The paradox of tolerance is what happens when you tolerate the intolerable: neo-nazis, for example, or bigots.

“If we extend unlimited tolerance even to those who are intolerant,” Popper wrote, “if we are not prepared to defend a tolerant society against the onslaught of the intolerant, then the tolerant will be destroyed, and tolerance with them.”

He wasn’t arguing that we silenced the intolerant, however, provided that “we can  counter them by rational argument and keep them in check by public opinion”. However, “we should claim the right to suppress them if necessary even by force; for it may easily turn out that they are not prepared to meet us on the level of rational argument, but begin by denouncing all argument; they may forbid their followers to listen to rational argument, because it is deceptive, and teach them to answer arguments by the use of their fists or pistols.”

This is inevitably caught up with the issue of free speech, which some people seem determined to misunderstand. Free speech says that nobody can stop you from having particular views. But it doesn’t say that you have a right to have a platform for those views.

You can make a painting that’s really anti-semitic but you don’t have the right to have the Louvre replace The Mona Lisa with it.

You can write a book about how lesbians are just awful but you can’t force Diva magazine to review it.
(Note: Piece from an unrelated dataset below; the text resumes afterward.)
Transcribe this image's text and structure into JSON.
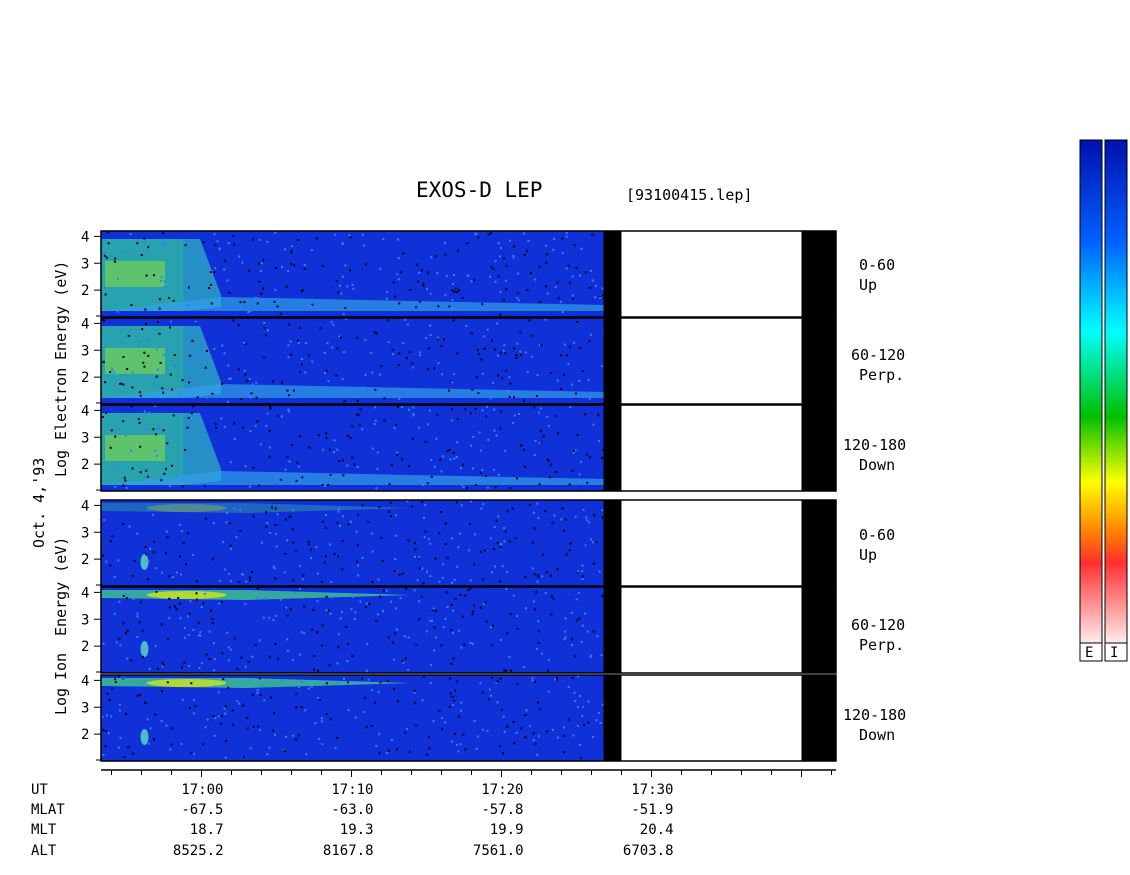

You can write a song about how you really hate working class black people but you can’t force Stormzy to cover it.

And so on.

This is where the controversial topic of no-platforming comes from. No-platforming started off as an anti-fascist tactic, with universities refusing to give a platform to the likes of the National Front and the BNP. We can’t stop you being big old racists, the students said. But we can stop you from being big old racists here.
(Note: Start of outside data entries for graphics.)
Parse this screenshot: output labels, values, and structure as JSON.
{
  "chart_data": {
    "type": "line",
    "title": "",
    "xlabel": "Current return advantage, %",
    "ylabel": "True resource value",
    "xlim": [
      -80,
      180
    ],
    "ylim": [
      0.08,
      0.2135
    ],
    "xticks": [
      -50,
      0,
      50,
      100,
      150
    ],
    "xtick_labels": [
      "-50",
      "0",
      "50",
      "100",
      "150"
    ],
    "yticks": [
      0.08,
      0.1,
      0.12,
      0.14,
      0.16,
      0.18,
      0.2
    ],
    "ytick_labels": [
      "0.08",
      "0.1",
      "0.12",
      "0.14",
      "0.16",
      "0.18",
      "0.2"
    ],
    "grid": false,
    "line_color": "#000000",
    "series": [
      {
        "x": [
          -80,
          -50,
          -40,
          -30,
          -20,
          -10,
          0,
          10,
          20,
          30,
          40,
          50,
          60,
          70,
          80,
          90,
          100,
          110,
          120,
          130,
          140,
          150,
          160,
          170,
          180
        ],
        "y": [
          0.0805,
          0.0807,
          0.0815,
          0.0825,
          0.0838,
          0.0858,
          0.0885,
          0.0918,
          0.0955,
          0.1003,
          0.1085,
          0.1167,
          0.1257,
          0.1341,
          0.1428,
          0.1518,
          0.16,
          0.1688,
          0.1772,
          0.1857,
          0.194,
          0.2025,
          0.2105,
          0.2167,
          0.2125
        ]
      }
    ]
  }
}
In an ironic twist, some vocal former no-platformers such as feminist writer Julie Bindel now face no-platforming themselves, from the same kind of angry students that used to no-platform the NF and the BNP. I say “same kind” but thanks to tuition fees the students are also paying customers now, with expectations of what their money should and shouldn’t be spent on. Some of those students, the trans ones and their allies, don’t think it should be spent on giving people who say awful things a platform to promote their book or raise their media profile at the expense of other, more vulnerable people.

We can’t stop you saying awful things, the students are saying. But we can stop you from saying awful things here.
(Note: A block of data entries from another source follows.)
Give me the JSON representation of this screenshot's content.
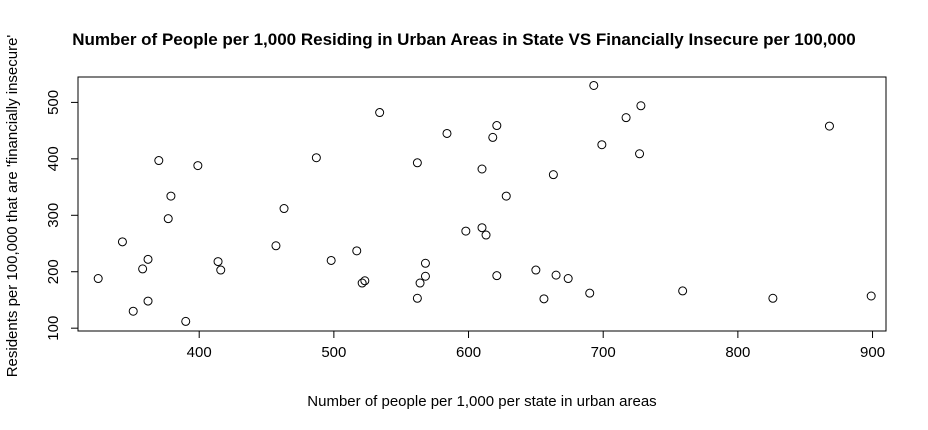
{
  "chart_data": {
    "type": "scatter",
    "title": "Number of People per 1,000 Residing in Urban Areas in State VS Financially Insecure per 100,000",
    "xlabel": "Number of people per 1,000 per state in urban areas",
    "ylabel": "Residents per 100,000 that are 'financially insecure'",
    "xlim": [
      310,
      910
    ],
    "ylim": [
      95,
      545
    ],
    "xticks": [
      400,
      500,
      600,
      700,
      800,
      900
    ],
    "yticks": [
      100,
      200,
      300,
      400,
      500
    ],
    "xtick_labels": [
      "400",
      "500",
      "600",
      "700",
      "800",
      "900"
    ],
    "ytick_labels": [
      "100",
      "200",
      "300",
      "400",
      "500"
    ],
    "grid": false,
    "marker": "open-circle",
    "points": [
      {
        "x": 325,
        "y": 188
      },
      {
        "x": 343,
        "y": 253
      },
      {
        "x": 351,
        "y": 130
      },
      {
        "x": 358,
        "y": 205
      },
      {
        "x": 362,
        "y": 222
      },
      {
        "x": 362,
        "y": 148
      },
      {
        "x": 370,
        "y": 397
      },
      {
        "x": 377,
        "y": 294
      },
      {
        "x": 379,
        "y": 334
      },
      {
        "x": 390,
        "y": 112
      },
      {
        "x": 399,
        "y": 388
      },
      {
        "x": 414,
        "y": 218
      },
      {
        "x": 416,
        "y": 203
      },
      {
        "x": 457,
        "y": 246
      },
      {
        "x": 463,
        "y": 312
      },
      {
        "x": 487,
        "y": 402
      },
      {
        "x": 498,
        "y": 220
      },
      {
        "x": 517,
        "y": 237
      },
      {
        "x": 521,
        "y": 180
      },
      {
        "x": 523,
        "y": 184
      },
      {
        "x": 534,
        "y": 482
      },
      {
        "x": 562,
        "y": 393
      },
      {
        "x": 562,
        "y": 153
      },
      {
        "x": 564,
        "y": 180
      },
      {
        "x": 568,
        "y": 215
      },
      {
        "x": 568,
        "y": 192
      },
      {
        "x": 584,
        "y": 445
      },
      {
        "x": 598,
        "y": 272
      },
      {
        "x": 610,
        "y": 382
      },
      {
        "x": 610,
        "y": 278
      },
      {
        "x": 613,
        "y": 265
      },
      {
        "x": 618,
        "y": 438
      },
      {
        "x": 621,
        "y": 459
      },
      {
        "x": 621,
        "y": 193
      },
      {
        "x": 628,
        "y": 334
      },
      {
        "x": 650,
        "y": 203
      },
      {
        "x": 656,
        "y": 152
      },
      {
        "x": 663,
        "y": 372
      },
      {
        "x": 665,
        "y": 194
      },
      {
        "x": 674,
        "y": 188
      },
      {
        "x": 690,
        "y": 162
      },
      {
        "x": 693,
        "y": 530
      },
      {
        "x": 699,
        "y": 425
      },
      {
        "x": 717,
        "y": 473
      },
      {
        "x": 727,
        "y": 409
      },
      {
        "x": 728,
        "y": 494
      },
      {
        "x": 759,
        "y": 166
      },
      {
        "x": 826,
        "y": 153
      },
      {
        "x": 868,
        "y": 458
      },
      {
        "x": 899,
        "y": 157
      }
    ]
  }
}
It’s not silencing people. As if. The people being no-platformed reach a collective audience of many millions through national newspapers, BBC TV and radio and social media. Some, like Katie Hopkins, seem unaware of the irony in campaigning against our supposed tolerance for hate speech and then whingeing when people try to no-platform them. As she said on her LBC radio programme:

“Why do we pride ourselves in being a tolerant country when being tolerant seems to mean that we give these individuals free reign to say what they like?

Hopkins’ bosses at LBC clearly agreed, and when she posted a tweet suggesting a “Final Solution” against muslims she lost that particular platform (although it’s sad that the end of her Daily Mail career wasn’t because she called foreigners cockroaches and other repellent things; it’s that her losing-libel-cases habit was too expensive for the paper to stomach. Like a cockroach, she’ll be back).

There’s a great XKCD comic about this very thing.

XKCD free speech

It’s not silencing. It’s just saying not here.

I’m okay if that hurts some bigots’ feelings.